Badan mempelai dibungkus dengan sesapur, yaitu baju kurung bewarna
putih atau baju yang tidak berangkai pada sisinya dan di tepi bagian bawah
berhias uang perak yang digantungkan berangkai (rambai ringgit). Sebagai
kainnya dikenakan kain tapis dewo sanow (kain tapis dewasana) dipakai oleh
wanita pada waktu upacara besar (begawi) dari bahan katun bersulam emas dengan
motif tumpal atau pucuk rebung. Kain ini dibuat beralaskan benang emas, hingga
tidak nampak kain dasarnya. Bila kain dasarnya masih nampak disebut jung sarat.
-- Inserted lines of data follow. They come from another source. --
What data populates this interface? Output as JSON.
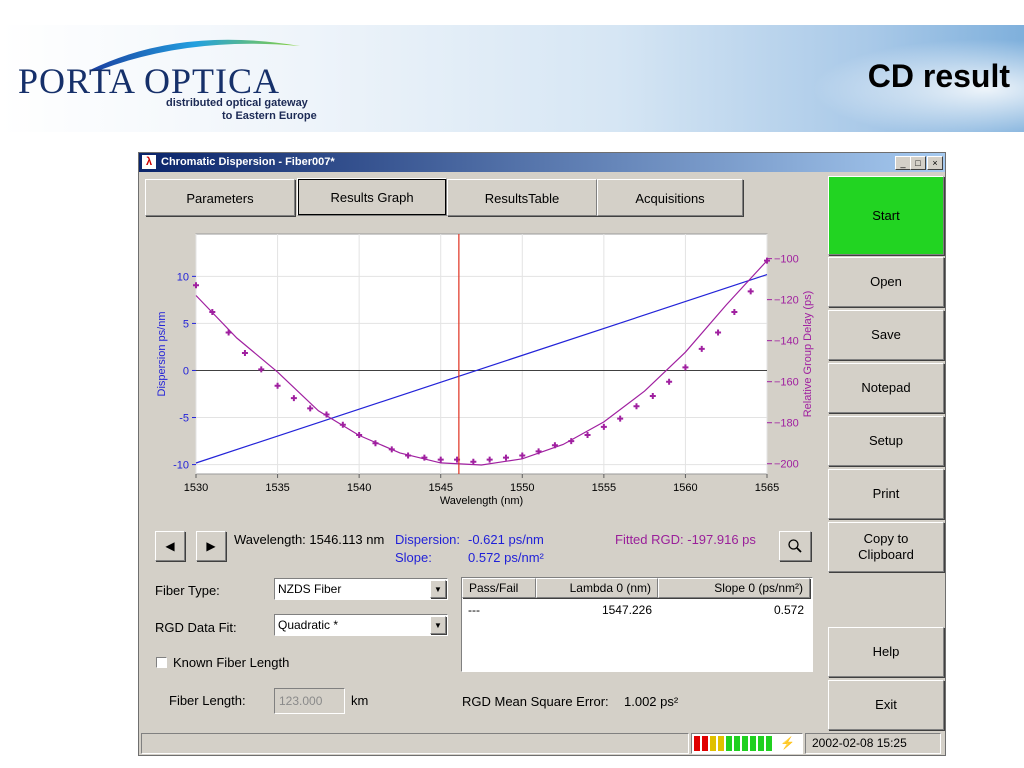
{
  "slide": {
    "logo": "PORTA OPTICA",
    "logo_sub1": "distributed optical gateway",
    "logo_sub2": "to Eastern Europe",
    "title": "CD result"
  },
  "window": {
    "title": "Chromatic Dispersion - Fiber007*",
    "buttons": [
      "_",
      "□",
      "×"
    ]
  },
  "tabs": [
    {
      "label": "Parameters",
      "active": false
    },
    {
      "label": "Results Graph",
      "active": true
    },
    {
      "label": "ResultsTable",
      "active": false
    },
    {
      "label": "Acquisitions",
      "active": false
    }
  ],
  "side_buttons": {
    "start": "Start",
    "open": "Open",
    "save": "Save",
    "notepad": "Notepad",
    "setup": "Setup",
    "print": "Print",
    "copy_line1": "Copy to",
    "copy_line2": "Clipboard",
    "help": "Help",
    "exit": "Exit",
    "start_color": "#22d422"
  },
  "readout": {
    "wavelength": "Wavelength: 1546.113 nm",
    "dispersion_label": "Dispersion:",
    "dispersion_value": "-0.621 ps/nm",
    "slope_label": "Slope:",
    "slope_value": "0.572 ps/nm²",
    "fitted_rgd": "Fitted RGD: -197.916 ps"
  },
  "form": {
    "fiber_type_label": "Fiber Type:",
    "fiber_type_value": "NZDS Fiber",
    "rgd_fit_label": "RGD Data Fit:",
    "rgd_fit_value": "Quadratic *",
    "known_length_label": "Known Fiber Length",
    "known_length_checked": false,
    "fiber_length_label": "Fiber Length:",
    "fiber_length_value": "123.000",
    "fiber_length_unit": "km"
  },
  "results_table": {
    "headers": [
      "Pass/Fail",
      "Lambda 0 (nm)",
      "Slope 0 (ps/nm²)"
    ],
    "rows": [
      [
        "---",
        "1547.226",
        "0.572"
      ]
    ]
  },
  "mse": {
    "label": "RGD Mean Square Error:",
    "value": "1.002 ps²"
  },
  "status": {
    "datetime": "2002-02-08 15:25",
    "battery_segments": [
      "#e00000",
      "#e00000",
      "#e0c000",
      "#e0c000",
      "#20d020",
      "#20d020",
      "#20d020",
      "#20d020",
      "#20d020",
      "#20d020"
    ]
  },
  "chart_data": {
    "type": "line",
    "xlabel": "Wavelength (nm)",
    "ylabel_left": "Dispersion ps/nm",
    "ylabel_right": "Relative Group Delay (ps)",
    "xlim": [
      1530,
      1565
    ],
    "ylim_left": [
      -11,
      14.5
    ],
    "ylim_right": [
      -205,
      -88
    ],
    "x_ticks": [
      1530,
      1535,
      1540,
      1545,
      1550,
      1555,
      1560,
      1565
    ],
    "y_left_ticks": [
      10,
      5,
      0,
      -5,
      -10
    ],
    "y_right_ticks": [
      -100,
      -120,
      -140,
      -160,
      -180,
      -200
    ],
    "cursor_x": 1546.113,
    "grid": true,
    "series": [
      {
        "axis": "left",
        "style": "line",
        "color": "#2323d8",
        "x": [
          1530,
          1565
        ],
        "y": [
          -9.83,
          10.19
        ]
      },
      {
        "axis": "right",
        "style": "line",
        "color": "#a020a0",
        "x": [
          1530,
          1532.5,
          1535,
          1537.5,
          1540,
          1542.5,
          1545,
          1547.5,
          1550,
          1552.5,
          1555,
          1557.5,
          1560,
          1562.5,
          1565
        ],
        "y": [
          -118,
          -138.7,
          -155.3,
          -174.2,
          -186.2,
          -194.7,
          -199.6,
          -200.6,
          -197.6,
          -190.6,
          -179.6,
          -164.6,
          -145.6,
          -122.6,
          -101
        ]
      },
      {
        "axis": "right",
        "style": "markers",
        "color": "#a020a0",
        "x": [
          1530,
          1531,
          1532,
          1533,
          1534,
          1535,
          1536,
          1537,
          1538,
          1539,
          1540,
          1541,
          1542,
          1543,
          1544,
          1545,
          1546,
          1547,
          1548,
          1549,
          1550,
          1551,
          1552,
          1553,
          1554,
          1555,
          1556,
          1557,
          1558,
          1559,
          1560,
          1561,
          1562,
          1563,
          1564,
          1565
        ],
        "y": [
          -113,
          -126,
          -136,
          -146,
          -154,
          -162,
          -168,
          -173,
          -176,
          -181,
          -186,
          -190,
          -193,
          -196,
          -197,
          -198,
          -198,
          -199,
          -198,
          -197,
          -196,
          -194,
          -191,
          -189,
          -186,
          -182,
          -178,
          -172,
          -167,
          -160,
          -153,
          -144,
          -136,
          -126,
          -116,
          -101
        ]
      }
    ]
  }
}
Jenis tapis dewasana merupakan hasil tenunan sendiri, yang sekarang sangat
jarang dibuat lagi.
Pinggang mempelai wanita dilingkari bulu serti, yaitu ikat pinggang
yang terbuat dari kain beludru berlapis kain merah. Bagian atas ikat pinggang
ini dijaitkan kuningan yang digunting berbentuk bulat dan bertahtakan hiasan
berupa bulatan kecil-kecil. Di bawah bulu serti dikenakan pending, yaitu ikat
pinggang dari uang ringgitan Belanda dengan gambar ratu Wihelmina di bagian
atas.
Pada bagian dada tergantung mulan temanggal, yaitu hiasan dari
kuningan berbentuk seperti tanduk tanpa motif, hanya bertatah dasar. Kemudian
dinar, yaitu uang Arab dari emas diberi peniti digantungkan pada sesapur,
tepatnya di bagian atas perut. Dikenakan pula buah jukum, yaitu hiasan
berbentuk buah-buah kecil di atas kain yang dirangkai menjadi untaian bunga
dengan benang dijadikan kalung panjang. Biasanya kalung ini dipakai melingkar
mulai dari bahu ke bagian perut sampai ke belakang.
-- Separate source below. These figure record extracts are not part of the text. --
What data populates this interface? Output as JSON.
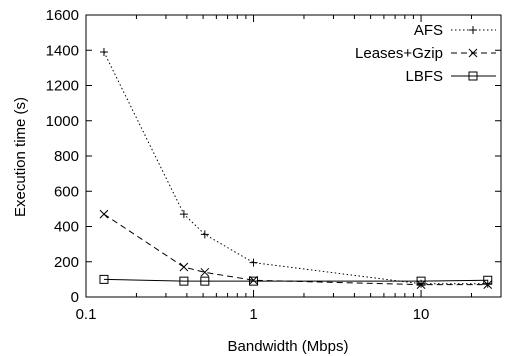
{
  "chart_data": {
    "type": "line",
    "xlabel": "Bandwidth (Mbps)",
    "ylabel": "Execution time (s)",
    "x_scale": "log",
    "xlim": [
      0.1,
      30
    ],
    "ylim": [
      0,
      1600
    ],
    "x_ticks": [
      0.1,
      1,
      10
    ],
    "x_tick_labels": [
      "0.1",
      "1",
      "10"
    ],
    "y_ticks": [
      0,
      200,
      400,
      600,
      800,
      1000,
      1200,
      1400,
      1600
    ],
    "y_tick_labels": [
      "0",
      "200",
      "400",
      "600",
      "800",
      "1000",
      "1200",
      "1400",
      "1600"
    ],
    "grid": false,
    "legend_position": "top-right",
    "series": [
      {
        "name": "AFS",
        "marker": "plus",
        "line_style": "dotted",
        "color": "#000000",
        "x": [
          0.128,
          0.384,
          0.512,
          1.0,
          10.0,
          25.0
        ],
        "y": [
          1390,
          470,
          355,
          195,
          75,
          75
        ]
      },
      {
        "name": "Leases+Gzip",
        "marker": "cross",
        "line_style": "dashed",
        "color": "#000000",
        "x": [
          0.128,
          0.384,
          0.512,
          1.0,
          10.0,
          25.0
        ],
        "y": [
          470,
          170,
          140,
          95,
          70,
          70
        ]
      },
      {
        "name": "LBFS",
        "marker": "square",
        "line_style": "solid",
        "color": "#000000",
        "x": [
          0.128,
          0.384,
          0.512,
          1.0,
          10.0,
          25.0
        ],
        "y": [
          100,
          90,
          90,
          90,
          90,
          95
        ]
      }
    ]
  }
}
Gelang burung, yaitu hiasan dari kuningan berbentuk burung bersayap
yang diikatkan pada lengan kiri dan kanan, tepatnya di bawah bahu. Di atasnya
direkatkan bebe, yaitu sulaman kain halus yang berlubang-lubang. Sementara
gelang kana, terbuat dari kuningan berukir dan gelang Arab, yang memiliki
bentuk sedikit berbeda, dikenakan bersama-sama di lengan atas dan bawah.
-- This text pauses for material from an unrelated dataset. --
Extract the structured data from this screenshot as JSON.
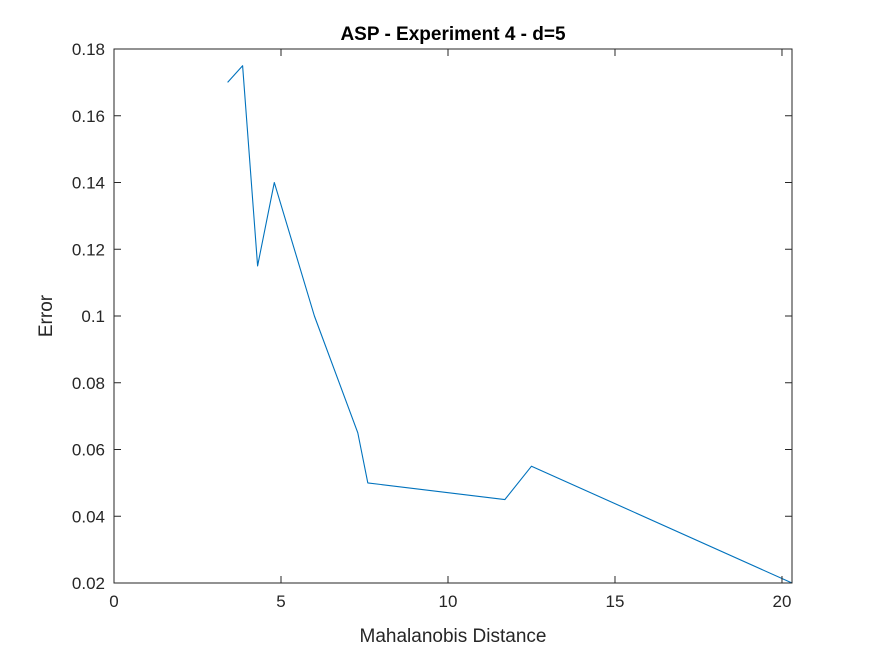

Mempelai laki-laki mengenakan kopiyah mas sebagai mahkota. Bentuknya
bulat ke atas dengan ujung beruji tajam. Bahannya dari kuningan bertahtakan
hiasan karangan bunga. Badannya ditutup dengan sesapur warna putih berlengan
panjang. Dipakai celanou (celana) panjang dengan warna sama dengan warna baju.
Pada pinggang dibalutkan tapis bersulam benang emas penuh diikat
dengan pending. Bagian dada dilibatkan membentuk silang limar, yaitu selendang
dari sutra disulam benang emas penuh. Lengan dihias dengan gelang burung dan
gelang kana. Perlengkapan lain yang menghiasi badan sama seperti yang dikenakan
oleh mempelai wanita. Kaki kedua mempelai dibungkus dengan selop beludru warna
hitam.
Rumah Adat
Rumah tradisional adat Lampung, atau yang sering disebut Nuwo Sesat,
memiliki ciri khas seperti: berbentuk panggung, atap terbuat dari anyaman
ilalang, terbuat dari kayu dikarenakan untuk menghindari serangan hewan dan
lebih kokoh bila terjadi gempa bumi, karena masyarakat lampung telah mengenal gempa
dari zaman dahulu dan lampung terletak di pertemuan lempeng Asia dan Australia.